I was wrestling with two thoughts all day...should I try to kick him out of my life, and how? Or more darkly, would it be possible to have my cake and eat it too? Could I stay engaged with Gina and possibly marry her? A few days ago that is where my life was headed but with Scott back, everything was thrown into question.

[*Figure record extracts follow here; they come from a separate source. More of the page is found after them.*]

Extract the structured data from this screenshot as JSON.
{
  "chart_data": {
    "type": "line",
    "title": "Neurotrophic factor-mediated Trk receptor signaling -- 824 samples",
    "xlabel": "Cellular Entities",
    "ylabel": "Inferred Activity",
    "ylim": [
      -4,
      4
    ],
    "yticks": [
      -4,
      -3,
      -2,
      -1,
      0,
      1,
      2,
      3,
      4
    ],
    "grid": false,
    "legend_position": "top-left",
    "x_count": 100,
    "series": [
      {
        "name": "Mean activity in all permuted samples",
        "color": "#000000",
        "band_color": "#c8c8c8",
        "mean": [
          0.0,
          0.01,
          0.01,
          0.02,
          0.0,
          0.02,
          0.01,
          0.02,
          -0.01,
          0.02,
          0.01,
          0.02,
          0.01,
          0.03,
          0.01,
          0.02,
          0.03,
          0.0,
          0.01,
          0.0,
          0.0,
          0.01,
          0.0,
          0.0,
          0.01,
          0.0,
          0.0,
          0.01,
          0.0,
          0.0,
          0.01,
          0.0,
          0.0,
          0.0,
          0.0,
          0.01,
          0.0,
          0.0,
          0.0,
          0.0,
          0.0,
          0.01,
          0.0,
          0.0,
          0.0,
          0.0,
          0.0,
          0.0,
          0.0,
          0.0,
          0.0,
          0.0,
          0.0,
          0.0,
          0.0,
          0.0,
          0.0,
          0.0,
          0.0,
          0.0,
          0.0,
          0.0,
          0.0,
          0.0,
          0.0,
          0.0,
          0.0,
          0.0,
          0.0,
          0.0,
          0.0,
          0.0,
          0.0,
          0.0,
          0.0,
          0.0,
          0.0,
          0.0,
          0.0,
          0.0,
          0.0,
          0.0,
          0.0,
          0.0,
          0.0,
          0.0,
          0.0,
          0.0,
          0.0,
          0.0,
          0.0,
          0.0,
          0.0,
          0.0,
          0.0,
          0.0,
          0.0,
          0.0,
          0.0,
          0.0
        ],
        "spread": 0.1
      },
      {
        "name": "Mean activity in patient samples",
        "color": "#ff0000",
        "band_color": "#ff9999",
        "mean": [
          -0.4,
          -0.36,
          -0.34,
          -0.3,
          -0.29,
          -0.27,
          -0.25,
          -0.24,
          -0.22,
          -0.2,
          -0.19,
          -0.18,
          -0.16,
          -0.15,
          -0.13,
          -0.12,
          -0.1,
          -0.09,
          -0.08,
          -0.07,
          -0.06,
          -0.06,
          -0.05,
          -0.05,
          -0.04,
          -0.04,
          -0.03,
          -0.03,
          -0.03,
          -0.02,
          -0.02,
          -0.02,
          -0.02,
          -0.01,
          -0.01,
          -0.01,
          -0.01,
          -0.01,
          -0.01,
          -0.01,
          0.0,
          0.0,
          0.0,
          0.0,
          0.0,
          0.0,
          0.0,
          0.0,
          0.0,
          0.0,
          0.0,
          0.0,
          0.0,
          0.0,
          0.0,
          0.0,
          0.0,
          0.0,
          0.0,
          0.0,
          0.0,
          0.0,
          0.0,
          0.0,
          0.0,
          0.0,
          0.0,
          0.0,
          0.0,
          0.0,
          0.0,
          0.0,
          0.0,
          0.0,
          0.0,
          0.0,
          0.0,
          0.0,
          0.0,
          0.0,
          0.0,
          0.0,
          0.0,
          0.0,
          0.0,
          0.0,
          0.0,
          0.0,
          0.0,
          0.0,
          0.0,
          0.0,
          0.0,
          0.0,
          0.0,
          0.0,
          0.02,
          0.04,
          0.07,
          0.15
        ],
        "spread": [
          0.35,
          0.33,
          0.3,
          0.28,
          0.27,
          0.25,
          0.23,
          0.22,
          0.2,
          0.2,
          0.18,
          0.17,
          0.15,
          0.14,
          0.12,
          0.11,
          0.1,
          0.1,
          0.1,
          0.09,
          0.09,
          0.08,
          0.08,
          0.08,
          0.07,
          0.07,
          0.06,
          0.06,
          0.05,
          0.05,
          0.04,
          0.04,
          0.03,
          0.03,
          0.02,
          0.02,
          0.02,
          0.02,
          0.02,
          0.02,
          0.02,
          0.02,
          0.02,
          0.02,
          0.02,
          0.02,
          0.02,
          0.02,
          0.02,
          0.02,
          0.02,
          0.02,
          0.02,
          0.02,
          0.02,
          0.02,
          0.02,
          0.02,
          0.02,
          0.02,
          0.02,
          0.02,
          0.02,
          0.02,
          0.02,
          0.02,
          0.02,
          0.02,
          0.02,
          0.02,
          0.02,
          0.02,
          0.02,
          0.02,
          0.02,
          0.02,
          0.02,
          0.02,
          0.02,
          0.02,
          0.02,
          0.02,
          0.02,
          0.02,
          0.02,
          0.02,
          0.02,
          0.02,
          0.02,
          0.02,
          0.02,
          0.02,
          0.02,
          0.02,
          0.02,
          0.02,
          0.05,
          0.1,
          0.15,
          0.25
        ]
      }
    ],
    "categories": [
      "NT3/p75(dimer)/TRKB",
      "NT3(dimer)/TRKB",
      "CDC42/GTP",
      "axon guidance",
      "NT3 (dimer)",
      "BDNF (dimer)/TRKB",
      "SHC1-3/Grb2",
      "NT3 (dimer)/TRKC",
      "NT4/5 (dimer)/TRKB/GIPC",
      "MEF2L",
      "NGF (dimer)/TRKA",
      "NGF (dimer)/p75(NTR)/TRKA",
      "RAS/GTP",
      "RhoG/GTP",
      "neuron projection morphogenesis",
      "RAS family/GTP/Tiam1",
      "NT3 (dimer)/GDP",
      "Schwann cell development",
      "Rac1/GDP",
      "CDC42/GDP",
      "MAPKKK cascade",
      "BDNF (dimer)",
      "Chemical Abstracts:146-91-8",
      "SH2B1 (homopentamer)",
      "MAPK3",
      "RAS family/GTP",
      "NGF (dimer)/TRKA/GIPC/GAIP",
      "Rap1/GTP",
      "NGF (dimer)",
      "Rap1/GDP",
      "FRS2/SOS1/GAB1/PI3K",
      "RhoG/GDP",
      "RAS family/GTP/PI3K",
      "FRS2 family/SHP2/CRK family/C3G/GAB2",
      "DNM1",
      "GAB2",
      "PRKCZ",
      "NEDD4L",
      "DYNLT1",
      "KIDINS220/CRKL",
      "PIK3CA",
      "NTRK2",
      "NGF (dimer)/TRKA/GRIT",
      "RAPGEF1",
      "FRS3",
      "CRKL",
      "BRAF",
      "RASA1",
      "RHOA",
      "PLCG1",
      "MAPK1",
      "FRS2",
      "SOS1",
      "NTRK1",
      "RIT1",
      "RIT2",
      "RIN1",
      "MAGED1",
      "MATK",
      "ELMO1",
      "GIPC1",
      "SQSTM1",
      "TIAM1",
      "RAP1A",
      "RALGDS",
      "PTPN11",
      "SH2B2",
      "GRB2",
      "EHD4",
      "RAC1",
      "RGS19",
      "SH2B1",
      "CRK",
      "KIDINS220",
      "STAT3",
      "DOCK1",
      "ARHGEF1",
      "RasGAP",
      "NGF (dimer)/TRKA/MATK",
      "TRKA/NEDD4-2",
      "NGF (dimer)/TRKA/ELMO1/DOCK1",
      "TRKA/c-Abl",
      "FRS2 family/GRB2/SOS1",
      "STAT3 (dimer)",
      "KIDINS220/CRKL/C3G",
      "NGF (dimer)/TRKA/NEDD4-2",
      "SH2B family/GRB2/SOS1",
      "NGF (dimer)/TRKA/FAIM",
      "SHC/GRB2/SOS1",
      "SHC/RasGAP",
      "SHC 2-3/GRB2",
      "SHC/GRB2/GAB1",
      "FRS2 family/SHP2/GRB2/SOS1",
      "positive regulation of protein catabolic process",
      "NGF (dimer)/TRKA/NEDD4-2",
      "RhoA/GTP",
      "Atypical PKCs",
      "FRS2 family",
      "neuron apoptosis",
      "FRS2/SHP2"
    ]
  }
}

I was confused. Because part of me wanted him to turn me out once again, to keep me as his 24/7 cocksucker and cum dump. My mind wandered to ways I could keep Gina, maintain my facade of heterosexuality, and still service Scott and his thick pecker.
I shook my head. "No!" I said out loud. I can't, I have too much to lose. I have a good thing going with Gina...or do I? The feeling that something was missing gnawed at my thoughts. Something was missing...and what if that something was a big cock? I didn't know what to do.
As if on cue, Scott texted me, "Where were you yesterday?"
"Doctor's appointment" I typed back. "Busy."
I should have just ignored him. But part of me knows it won't stop him. He was back in town, looking for his own place, setting up to work from home. I wondered if he would be content to just keep me as a side piece so I could keep Gina too.
"Got a line on a place. Won't be in this hotel for much longer. And I have a two-day nut saved up. Your place or mine?"
I read the text and got a chill. I didn't respond. A minute later the next text came.
"Not a request. Will it be here or there? Make up your mind quick or I'm on my way."
I couldn't risk him coming over here.
"Give me 5 min" I responded.
Shit...I was in no condition to take a chance on Scott trying to fuck me up the ass again. Without really thinking I typed "No anal" and headed out the door.